Jefferson lamenta racismo e evita comparações com Barbosa após convocação

Bernardo Gentile

Do UOL, no Rio de Janeiro

Jefferson
Jefferson

A comparação é inevitável. Se em 1950, o Brasil tinha um goleiro negro com Barbosa, isso voltará a acontecer 64 anos depois com Jefferson, do Botafogo, confirmado na Copa do Mundo por Felipão nesta quarta-feira . Em tempos que o racismo é assunto bastante debatido, o goleiro alvinegro prefere não entrar em polêmica e minimiza as comparações com o antecessor.

"O que tinha que falar sobre esse assunto já falei.
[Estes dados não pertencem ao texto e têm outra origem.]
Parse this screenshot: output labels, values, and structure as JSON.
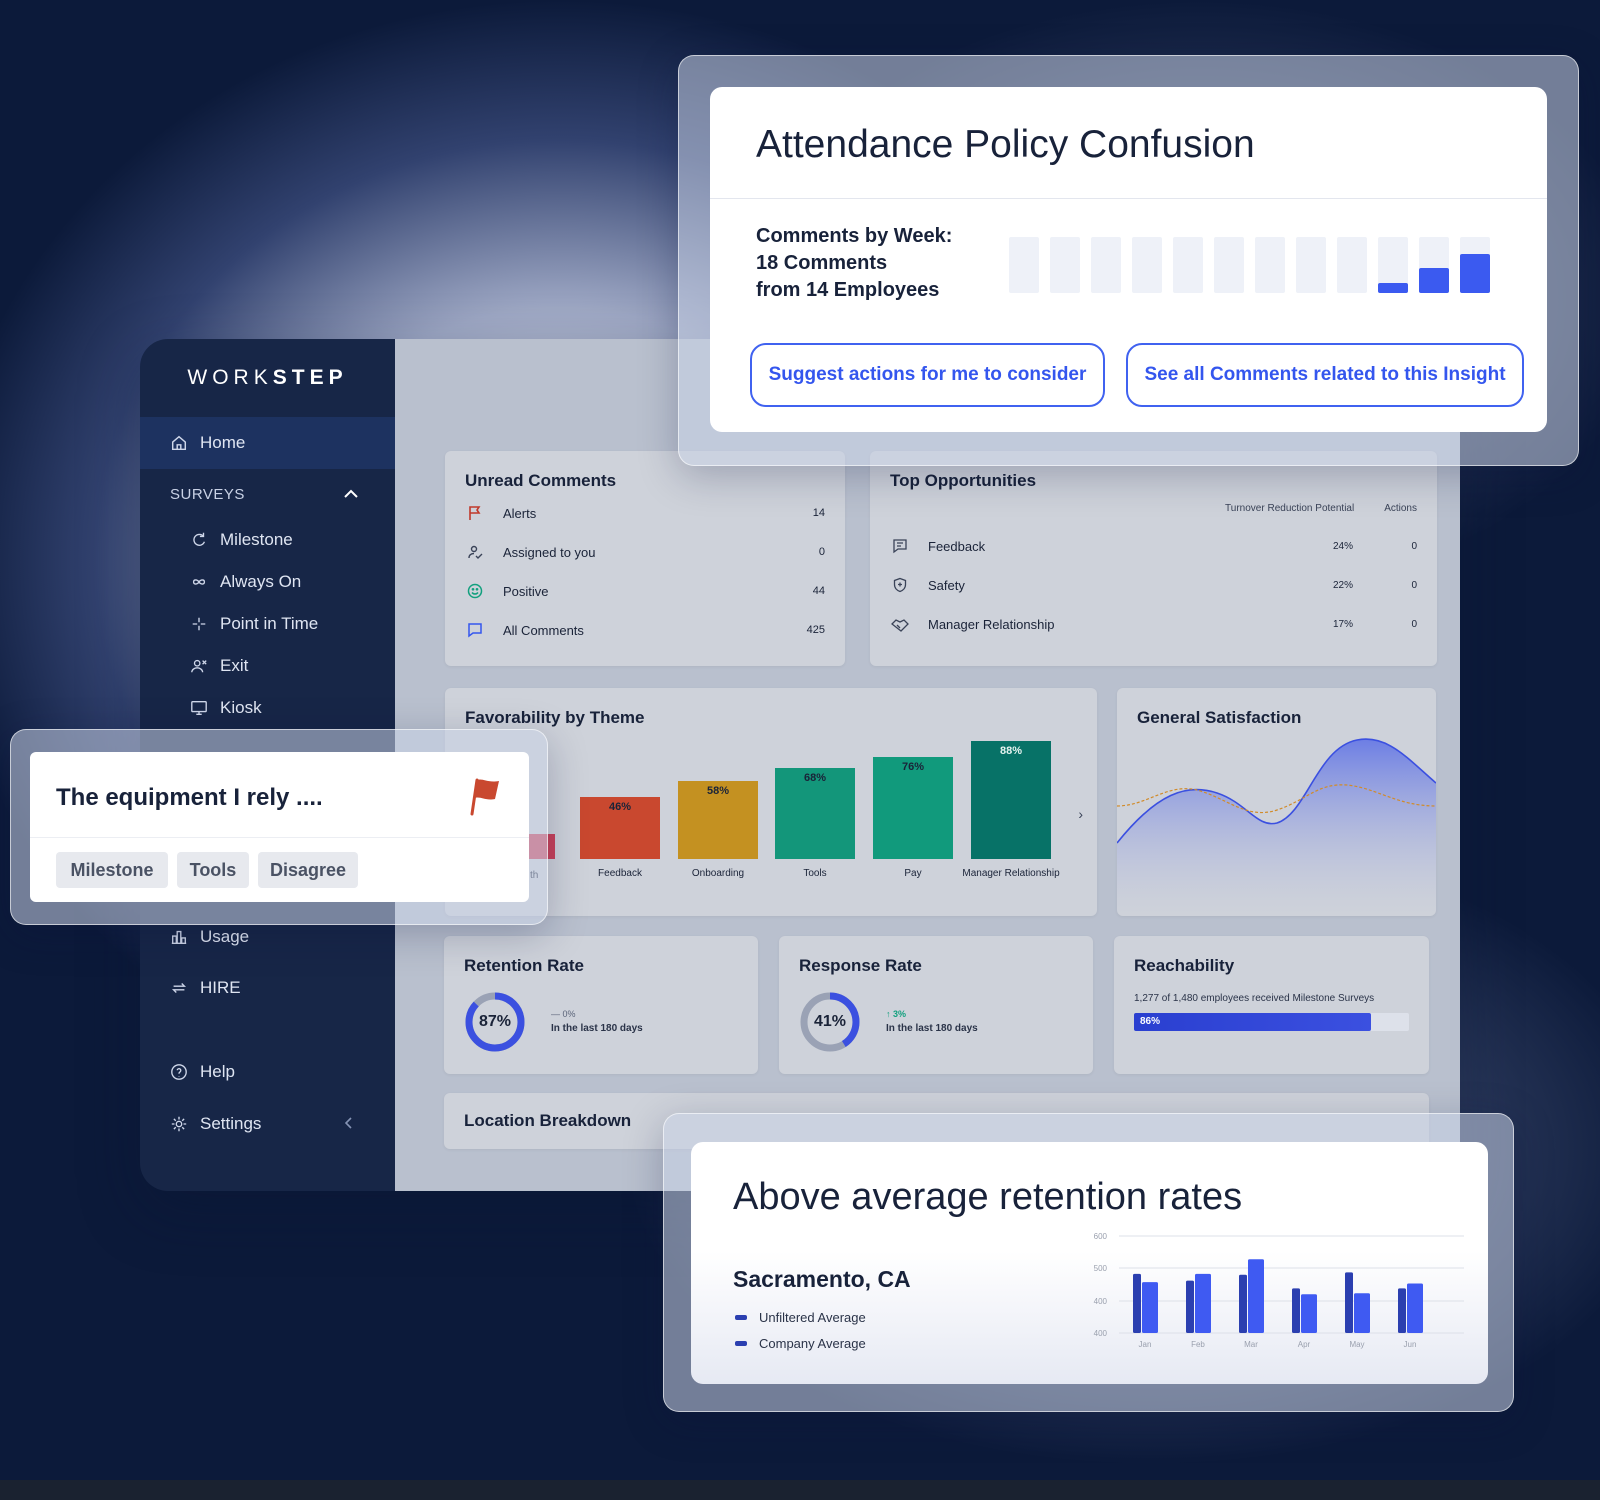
{
  "sidebar": {
    "logo": {
      "left": "WORK",
      "right": "STEP"
    },
    "home": "Home",
    "surveys_header": "SURVEYS",
    "survey_items": [
      "Milestone",
      "Always On",
      "Point in Time",
      "Exit",
      "Kiosk"
    ],
    "usage": "Usage",
    "hire": "HIRE",
    "help": "Help",
    "settings": "Settings"
  },
  "unread_comments": {
    "title": "Unread Comments",
    "rows": [
      {
        "label": "Alerts",
        "count": "14",
        "icon": "flag-icon"
      },
      {
        "label": "Assigned to you",
        "count": "0",
        "icon": "user-check-icon"
      },
      {
        "label": "Positive",
        "count": "44",
        "icon": "smile-icon"
      },
      {
        "label": "All Comments",
        "count": "425",
        "icon": "chat-icon"
      }
    ]
  },
  "top_opportunities": {
    "title": "Top Opportunities",
    "col_potential": "Turnover Reduction Potential",
    "col_actions": "Actions",
    "rows": [
      {
        "label": "Feedback",
        "pct": "24%",
        "actions": "0",
        "icon": "feedback-icon"
      },
      {
        "label": "Safety",
        "pct": "22%",
        "actions": "0",
        "icon": "shield-icon"
      },
      {
        "label": "Manager Relationship",
        "pct": "17%",
        "actions": "0",
        "icon": "handshake-icon"
      }
    ]
  },
  "favorability": {
    "title": "Favorability by Theme",
    "partial_label": "th",
    "chart_data": {
      "type": "bar",
      "categories": [
        "Feedback",
        "Onboarding",
        "Tools",
        "Pay",
        "Manager Relationship"
      ],
      "values": [
        46,
        58,
        68,
        76,
        88
      ],
      "labels": [
        "46%",
        "58%",
        "68%",
        "76%",
        "88%"
      ],
      "colors": [
        "#c9482f",
        "#c49121",
        "#13967a",
        "#119a7c",
        "#077267"
      ]
    }
  },
  "general_satisfaction": {
    "title": "General Satisfaction"
  },
  "retention_rate": {
    "title": "Retention Rate",
    "value": 87,
    "label": "87%",
    "delta": "— 0%",
    "period": "In the last 180 days"
  },
  "response_rate": {
    "title": "Response Rate",
    "value": 41,
    "label": "41%",
    "delta": "↑ 3%",
    "period": "In the last 180 days"
  },
  "reachability": {
    "title": "Reachability",
    "text": "1,277 of 1,480 employees received Milestone Surveys",
    "value": 86,
    "label": "86%"
  },
  "location_breakdown": {
    "title": "Location Breakdown"
  },
  "insight": {
    "title": "Attendance Policy Confusion",
    "line1": "Comments by Week:",
    "line2": "18 Comments",
    "line3": "from 14 Employees",
    "weekly_fill": [
      0,
      0,
      0,
      0,
      0,
      0,
      0,
      0,
      0,
      0.18,
      0.45,
      0.7
    ],
    "btn_suggest": "Suggest actions for me to consider",
    "btn_see_all": "See all Comments related to this Insight"
  },
  "comment_card": {
    "title": "The equipment I rely ....",
    "tags": [
      "Milestone",
      "Tools",
      "Disagree"
    ],
    "flag_color": "#c9482f"
  },
  "retention_card": {
    "title": "Above average retention rates",
    "city": "Sacramento, CA",
    "legend": [
      "Unfiltered Average",
      "Company Average"
    ],
    "chart_data": {
      "type": "bar",
      "categories": [
        "Jan",
        "Feb",
        "Mar",
        "Apr",
        "May",
        "Jun"
      ],
      "y_ticks": [
        "600",
        "500",
        "400",
        "400"
      ],
      "series": [
        {
          "name": "Unfiltered Average",
          "values": [
            522,
            508,
            520,
            492,
            525,
            492
          ],
          "color": "#2b3fb0"
        },
        {
          "name": "Company Average",
          "values": [
            505,
            522,
            552,
            480,
            482,
            502
          ],
          "color": "#3f5af2"
        }
      ],
      "ylim": [
        400,
        600
      ]
    }
  }
}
É outra história e fico trise que exista o racismo. Não sei se vai acabar ou não um dia. Sabemos da nossa responsabilidade. Ouvimos nas ruas e na mídia a questão do preconceito, mas nunca senti pessoalmente, isso não existe comigo. Todos me dão apoio. Botafoguense e rivais me elogiam. Minha força vem de Deus e o que puder para fazer, farei", disse Jefferson.

Único representante do Botafogo na Copa do Mundo, Jefferson foi humilde em sua primeira entrevista coletiva após ter seu nome divulgado pelo técnico Luiz Felipe Scolari. O goleiro fez questão de agradecer ao clube por um dos melhores dias em sua carreira. Segundo ele, foi no Alvinegro que ele teve a oportunidade de amadurecer e mostrar seu potencial para o mundo.
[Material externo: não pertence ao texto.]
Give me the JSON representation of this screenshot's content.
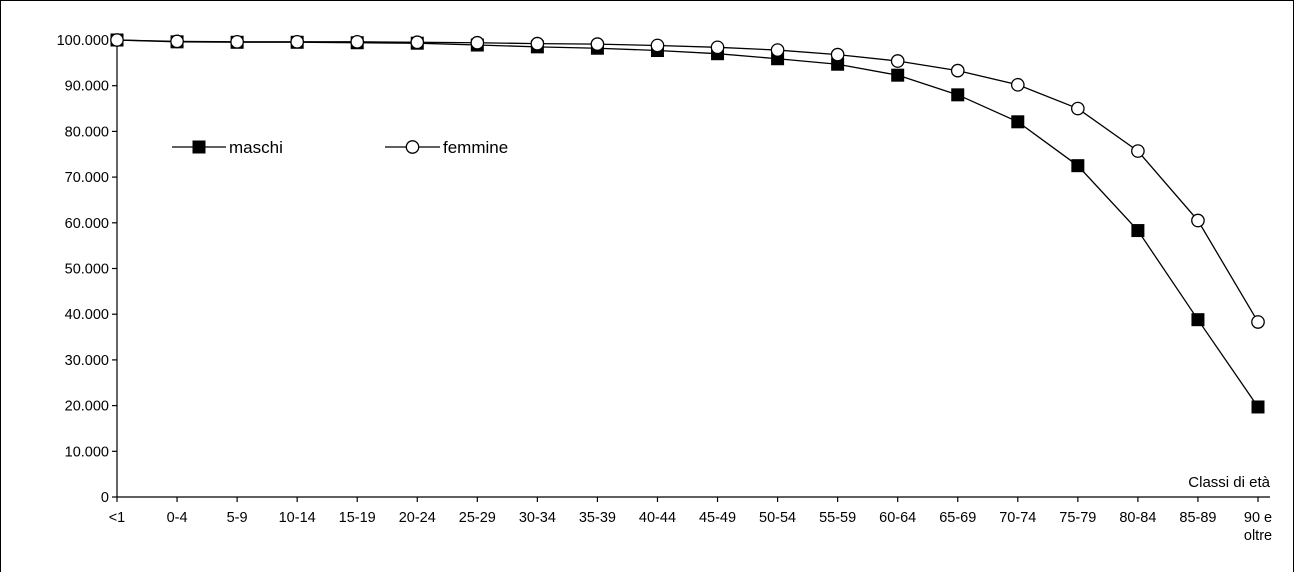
{
  "chart_data": {
    "type": "line",
    "xlabel": "Classi di età",
    "ylabel": "",
    "ylim": [
      0,
      100000
    ],
    "y_ticks": [
      0,
      10000,
      20000,
      30000,
      40000,
      50000,
      60000,
      70000,
      80000,
      90000,
      100000
    ],
    "y_tick_labels": [
      "0",
      "10.000",
      "20.000",
      "30.000",
      "40.000",
      "50.000",
      "60.000",
      "70.000",
      "80.000",
      "90.000",
      "100.000"
    ],
    "categories": [
      "<1",
      "0-4",
      "5-9",
      "10-14",
      "15-19",
      "20-24",
      "25-29",
      "30-34",
      "35-39",
      "40-44",
      "45-49",
      "50-54",
      "55-59",
      "60-64",
      "65-69",
      "70-74",
      "75-79",
      "80-84",
      "85-89",
      "90 e oltre"
    ],
    "grid": false,
    "legend_placement": "top-left",
    "series": [
      {
        "name": "maschi",
        "marker": "filled-square",
        "color": "#000000",
        "values": [
          100000,
          99600,
          99500,
          99500,
          99400,
          99300,
          98900,
          98500,
          98200,
          97700,
          97000,
          95900,
          94700,
          92300,
          88000,
          82100,
          72500,
          58300,
          38800,
          19700
        ]
      },
      {
        "name": "femmine",
        "marker": "open-circle",
        "color": "#000000",
        "values": [
          100000,
          99700,
          99600,
          99600,
          99600,
          99500,
          99400,
          99200,
          99100,
          98800,
          98400,
          97800,
          96800,
          95400,
          93300,
          90200,
          85000,
          75700,
          60500,
          38300
        ]
      }
    ]
  }
}
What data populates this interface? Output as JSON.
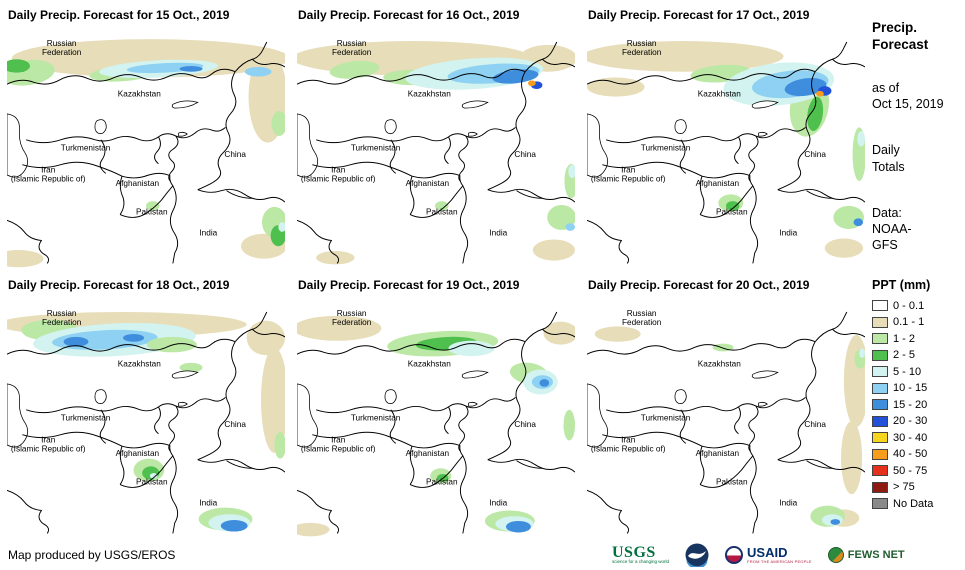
{
  "panels": [
    {
      "title": "Daily Precip. Forecast for 15 Oct., 2019"
    },
    {
      "title": "Daily Precip. Forecast for 16 Oct., 2019"
    },
    {
      "title": "Daily Precip. Forecast for 17 Oct., 2019"
    },
    {
      "title": "Daily Precip. Forecast for 18 Oct., 2019"
    },
    {
      "title": "Daily Precip. Forecast for 19 Oct., 2019"
    },
    {
      "title": "Daily Precip. Forecast for 20 Oct., 2019"
    }
  ],
  "countries": [
    {
      "id": "russia",
      "lines": [
        "Russian",
        "Federation"
      ]
    },
    {
      "id": "kazakhstan",
      "lines": [
        "Kazakhstan"
      ]
    },
    {
      "id": "turkmenistan",
      "lines": [
        "Turkmenistan"
      ]
    },
    {
      "id": "iran",
      "lines": [
        "Iran",
        "(Islamic Republic of)"
      ]
    },
    {
      "id": "afghanistan",
      "lines": [
        "Afghanistan"
      ]
    },
    {
      "id": "pakistan",
      "lines": [
        "Pakistan"
      ]
    },
    {
      "id": "india",
      "lines": [
        "India"
      ]
    },
    {
      "id": "china",
      "lines": [
        "China"
      ]
    }
  ],
  "sidebar": {
    "title_lines": [
      "Precip.",
      "Forecast"
    ],
    "asof_lines": [
      "as of",
      "Oct 15, 2019"
    ],
    "totals_lines": [
      "Daily",
      "Totals"
    ],
    "source_lines": [
      "Data:",
      "NOAA-",
      "GFS"
    ]
  },
  "legend": {
    "title": "PPT (mm)",
    "entries": [
      {
        "label": "0 - 0.1",
        "color": "#ffffff"
      },
      {
        "label": "0.1 - 1",
        "color": "#e7ddb9"
      },
      {
        "label": "1 - 2",
        "color": "#bce8a6"
      },
      {
        "label": "2 - 5",
        "color": "#4fc04e"
      },
      {
        "label": "5 - 10",
        "color": "#d2f3f0"
      },
      {
        "label": "10 - 15",
        "color": "#8ed1f2"
      },
      {
        "label": "15 - 20",
        "color": "#3f8ede"
      },
      {
        "label": "20 - 30",
        "color": "#2152d8"
      },
      {
        "label": "30 - 40",
        "color": "#f6d51f"
      },
      {
        "label": "40 - 50",
        "color": "#f79c1d"
      },
      {
        "label": "50 - 75",
        "color": "#e5301b"
      },
      {
        "label": "> 75",
        "color": "#8f1a12"
      },
      {
        "label": "No Data",
        "color": "#8a8a8a"
      }
    ]
  },
  "footer": {
    "credit": "Map produced by USGS/EROS",
    "logos": [
      {
        "id": "usgs",
        "label": "USGS",
        "tagline": "science for a changing world"
      },
      {
        "id": "noaa"
      },
      {
        "id": "usaid",
        "label": "USAID",
        "tagline": "FROM THE AMERICAN PEOPLE"
      },
      {
        "id": "fewsnet",
        "label": "FEWS NET"
      }
    ]
  },
  "map_palette": {
    "tan": "#e7ddb9",
    "lg": "#bce8a6",
    "g": "#4fc04e",
    "cy": "#d2f3f0",
    "lb": "#8ed1f2",
    "b": "#3f8ede",
    "db": "#2152d8",
    "y": "#f6d51f",
    "o": "#f79c1d",
    "r": "#e5301b"
  },
  "precip": [
    [
      [
        "tan",
        150,
        30,
        145,
        20,
        0
      ],
      [
        "tan",
        272,
        70,
        20,
        48,
        0
      ],
      [
        "tan",
        268,
        226,
        24,
        13,
        0
      ],
      [
        "tan",
        12,
        239,
        26,
        9,
        0
      ],
      [
        "lg",
        22,
        45,
        28,
        13,
        -8
      ],
      [
        "g",
        10,
        38,
        14,
        7,
        0
      ],
      [
        "lg",
        120,
        46,
        34,
        8,
        -4
      ],
      [
        "cy",
        158,
        41,
        62,
        9,
        -3
      ],
      [
        "lb",
        165,
        40,
        40,
        5,
        -3
      ],
      [
        "lb",
        262,
        44,
        14,
        5,
        0
      ],
      [
        "b",
        192,
        41,
        12,
        3,
        0
      ],
      [
        "lg",
        284,
        98,
        8,
        13,
        0
      ],
      [
        "lg",
        279,
        201,
        13,
        16,
        0
      ],
      [
        "g",
        283,
        215,
        8,
        11,
        0
      ],
      [
        "cy",
        287,
        206,
        4,
        5,
        0
      ],
      [
        "lg",
        152,
        184,
        7,
        5,
        0
      ]
    ],
    [
      [
        "tan",
        120,
        30,
        125,
        18,
        0
      ],
      [
        "tan",
        262,
        30,
        30,
        14,
        0
      ],
      [
        "tan",
        268,
        230,
        22,
        11,
        0
      ],
      [
        "tan",
        40,
        238,
        20,
        7,
        0
      ],
      [
        "lg",
        60,
        42,
        26,
        9,
        -6
      ],
      [
        "lg",
        120,
        50,
        30,
        8,
        0
      ],
      [
        "cy",
        185,
        46,
        72,
        16,
        -4
      ],
      [
        "lb",
        205,
        46,
        48,
        10,
        -4
      ],
      [
        "b",
        228,
        49,
        24,
        7,
        -6
      ],
      [
        "db",
        250,
        58,
        6,
        4,
        0
      ],
      [
        "o",
        245,
        56,
        4,
        3,
        0
      ],
      [
        "lg",
        286,
        158,
        7,
        18,
        0
      ],
      [
        "cy",
        287,
        148,
        4,
        7,
        0
      ],
      [
        "lg",
        276,
        196,
        15,
        13,
        0
      ],
      [
        "lb",
        285,
        206,
        5,
        4,
        0
      ],
      [
        "lg",
        151,
        184,
        7,
        5,
        0
      ]
    ],
    [
      [
        "tan",
        100,
        28,
        105,
        16,
        0
      ],
      [
        "tan",
        30,
        60,
        30,
        10,
        0
      ],
      [
        "tan",
        268,
        228,
        20,
        10,
        0
      ],
      [
        "lg",
        140,
        46,
        32,
        9,
        -4
      ],
      [
        "lg",
        232,
        80,
        20,
        32,
        10
      ],
      [
        "cy",
        200,
        57,
        58,
        22,
        -6
      ],
      [
        "lb",
        212,
        57,
        40,
        14,
        -6
      ],
      [
        "b",
        228,
        60,
        22,
        9,
        -8
      ],
      [
        "db",
        248,
        64,
        7,
        5,
        0
      ],
      [
        "o",
        243,
        67,
        4,
        3,
        0
      ],
      [
        "g",
        238,
        88,
        8,
        18,
        8
      ],
      [
        "lg",
        284,
        130,
        7,
        28,
        0
      ],
      [
        "cy",
        286,
        114,
        4,
        8,
        0
      ],
      [
        "lg",
        150,
        181,
        13,
        9,
        0
      ],
      [
        "g",
        152,
        184,
        7,
        5,
        0
      ],
      [
        "lg",
        273,
        196,
        16,
        12,
        0
      ],
      [
        "b",
        283,
        201,
        5,
        4,
        0
      ]
    ],
    [
      [
        "tan",
        120,
        26,
        130,
        13,
        0
      ],
      [
        "tan",
        279,
        105,
        14,
        55,
        0
      ],
      [
        "tan",
        270,
        40,
        20,
        18,
        0
      ],
      [
        "lg",
        45,
        32,
        30,
        11,
        0
      ],
      [
        "cy",
        112,
        42,
        85,
        17,
        -3
      ],
      [
        "lb",
        102,
        42,
        55,
        10,
        -3
      ],
      [
        "b",
        72,
        44,
        13,
        5,
        0
      ],
      [
        "b",
        132,
        40,
        11,
        4,
        0
      ],
      [
        "lg",
        172,
        47,
        26,
        8,
        0
      ],
      [
        "lg",
        192,
        71,
        12,
        5,
        0
      ],
      [
        "lg",
        285,
        152,
        6,
        14,
        0
      ],
      [
        "lg",
        148,
        178,
        16,
        12,
        0
      ],
      [
        "g",
        150,
        181,
        9,
        7,
        0
      ],
      [
        "cy",
        153,
        184,
        4,
        3,
        0
      ],
      [
        "lg",
        228,
        229,
        28,
        12,
        0
      ],
      [
        "cy",
        232,
        233,
        22,
        9,
        0
      ],
      [
        "b",
        237,
        236,
        14,
        6,
        0
      ]
    ],
    [
      [
        "tan",
        42,
        30,
        46,
        13,
        0
      ],
      [
        "tan",
        275,
        35,
        18,
        12,
        0
      ],
      [
        "tan",
        14,
        240,
        20,
        7,
        0
      ],
      [
        "lg",
        152,
        46,
        58,
        13,
        -3
      ],
      [
        "g",
        156,
        46,
        32,
        7,
        -3
      ],
      [
        "cy",
        182,
        51,
        24,
        8,
        0
      ],
      [
        "lg",
        242,
        77,
        20,
        11,
        8
      ],
      [
        "cy",
        254,
        86,
        18,
        13,
        0
      ],
      [
        "lb",
        256,
        86,
        11,
        7,
        0
      ],
      [
        "b",
        258,
        87,
        5,
        4,
        0
      ],
      [
        "lg",
        284,
        131,
        6,
        16,
        0
      ],
      [
        "lg",
        150,
        184,
        11,
        8,
        0
      ],
      [
        "g",
        152,
        186,
        6,
        4,
        0
      ],
      [
        "lg",
        222,
        231,
        26,
        11,
        0
      ],
      [
        "cy",
        227,
        234,
        20,
        8,
        0
      ],
      [
        "b",
        231,
        237,
        13,
        6,
        0
      ]
    ],
    [
      [
        "tan",
        281,
        85,
        13,
        48,
        0
      ],
      [
        "tan",
        276,
        165,
        11,
        38,
        0
      ],
      [
        "tan",
        32,
        36,
        24,
        8,
        0
      ],
      [
        "tan",
        268,
        228,
        16,
        9,
        0
      ],
      [
        "lg",
        285,
        62,
        6,
        10,
        0
      ],
      [
        "cy",
        287,
        56,
        3,
        5,
        0
      ],
      [
        "lg",
        142,
        50,
        11,
        4,
        0
      ],
      [
        "lg",
        251,
        226,
        18,
        11,
        0
      ],
      [
        "cy",
        256,
        230,
        11,
        6,
        0
      ],
      [
        "b",
        259,
        232,
        5,
        3,
        0
      ]
    ]
  ]
}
Com a convocação, o Botafogo volta a ter um representante na Copa do Mundo após 16 anos, quando Gonçalves fez parte do grupo que ficou com o vice campeonato em 1998, na França. Jefferson lembrou da história vitoriosa do Alvinegro na seleção brasileira  e disse que o clube deve continuar com essa ambição.

"O Botafogo foi o time que me levantou. Tive passagem pelo Cruzeiro, mas foi no Botafogo que eu amadureci e cheguei à seleção brasileira. Conquistei grandes títulos. Quando visto a camisa da seleção, visto também a do Botafogo e represento seus milhões de torcedores. Fico feliz de resgatar isso. Grandes botafoguenses já jogaram na seleção e isso deve ocorrer sempre. Pela grandeza e historia do Botafogo, isso deve se tornar uma rotina", disse Jefferson.

Apesar da felicidade, Jefferson não pode dizer que foi pego de surpresa com a convocação. Pelo contrário. O goleiro tem sido convocado com regularidade desde a época em que Mano Menezes era o treinador da seleção. Com a chegada de Felipão, seu nome continuou em alta e foi ratificado na lista divulgada na manha desta quarta-feira.

"Estava bastante confiante. Por tudo o que já fiz na seleção brasileira e no Botafogo. Mas sempre dá um friozinho na barriga. Na hora da convocação estava com a esposa, tranquilo, mas a ansiedade tomou conta na hora. A ficha não caiu ainda. Se parar para analisar o que está em jogo. Copa do Mundo, no Brasil... É o sonho de todos atletas. Alguns jogadores fizeram sucesso, mas não jogaram uma Copa e eu vou ter isso. Estou pronto para honrar a camisa da seleção", afirmou.

Jefferson estará em campo no sábado, quando o Botafogo enfrentará o Criciúma, no Maracanã. Ele estará à disposição do Alvinegro até o dia 26, quando se reapresentará á seleção brasileira para período de treinos na Granja Comary, em Teresópolis.